The Mariner Aircraft Mariner is an American ultralight amphibious flying boat that was designed by Larry Seifert and produced by Mariner Aircraft, starting in 1989. The aircraft was supplied as a kit for amateur construction.

==Design and development==
The aircraft was designed to comply with the US FAR 103 Ultralight Vehicles rules, including the category's maximum empty weight of 254 lb plus floats. In its monoplane single seat version the aircraft has a standard empty weight of 304 lb. Many were registered as amateur-builts rather than ultralights. It features a multiple wing arrangement, a single-seat, open cockpit, re-positionable conventional landing gear and a single engine in pusher configuration.

The aircraft is made from sheet aluminum, aluminum tubing and aircraft fabric, with a plywood hull. The aircraft was sold in three different models.
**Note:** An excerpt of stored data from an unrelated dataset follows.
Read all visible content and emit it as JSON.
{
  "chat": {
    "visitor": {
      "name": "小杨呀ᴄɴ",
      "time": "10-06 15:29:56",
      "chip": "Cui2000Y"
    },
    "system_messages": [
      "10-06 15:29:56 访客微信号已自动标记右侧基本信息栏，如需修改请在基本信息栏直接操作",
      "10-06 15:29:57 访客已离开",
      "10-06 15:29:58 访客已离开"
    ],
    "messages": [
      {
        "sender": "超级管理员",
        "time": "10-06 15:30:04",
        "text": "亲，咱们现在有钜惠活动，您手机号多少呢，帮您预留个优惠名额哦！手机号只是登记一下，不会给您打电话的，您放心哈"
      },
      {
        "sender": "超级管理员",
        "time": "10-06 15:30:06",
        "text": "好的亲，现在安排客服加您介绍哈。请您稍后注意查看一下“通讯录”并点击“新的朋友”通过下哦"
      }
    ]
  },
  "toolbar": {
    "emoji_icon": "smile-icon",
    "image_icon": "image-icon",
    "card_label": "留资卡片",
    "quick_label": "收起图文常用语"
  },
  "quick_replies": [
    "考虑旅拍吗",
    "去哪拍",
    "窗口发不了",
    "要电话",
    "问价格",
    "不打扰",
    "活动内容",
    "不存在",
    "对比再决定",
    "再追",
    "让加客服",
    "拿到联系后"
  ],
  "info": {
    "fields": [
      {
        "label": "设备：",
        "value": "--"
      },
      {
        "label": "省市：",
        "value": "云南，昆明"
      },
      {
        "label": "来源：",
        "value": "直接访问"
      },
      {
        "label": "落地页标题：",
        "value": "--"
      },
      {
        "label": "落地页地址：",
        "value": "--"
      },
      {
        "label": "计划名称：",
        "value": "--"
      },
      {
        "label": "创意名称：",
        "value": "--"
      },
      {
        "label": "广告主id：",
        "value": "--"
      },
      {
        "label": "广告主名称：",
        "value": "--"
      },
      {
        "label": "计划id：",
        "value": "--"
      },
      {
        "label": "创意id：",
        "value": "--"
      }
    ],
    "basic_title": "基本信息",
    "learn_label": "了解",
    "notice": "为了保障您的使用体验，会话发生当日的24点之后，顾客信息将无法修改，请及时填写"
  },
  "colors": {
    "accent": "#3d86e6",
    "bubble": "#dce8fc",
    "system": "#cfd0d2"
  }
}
The first is a biplane design, with a pusher engine mounted between the wings. Engines used include the 40 hp Rotax 447, 50 hp Rotax 503 and 64 hp Rotax 582 and 73 hp Subaru EA-81. The top wing of the biplane was removed and the lower wing increased in span to create a low-wing monoplane version, available in single and two seat versions. The final model mounts the top wing only in parasol wing configuration and features two seats in tandem.

The company went out of business in the early 1990s after only a few years of production.

==Variants==
- Mariner biplane
Original single seat biplane model
- Mariner monoplane
Second model with an increased span lower wing and the top wing removed. Available in single and two-seat models.
- Mariner parasol
Third model with the top wing retained and the lower wing removed and two seats in tandem.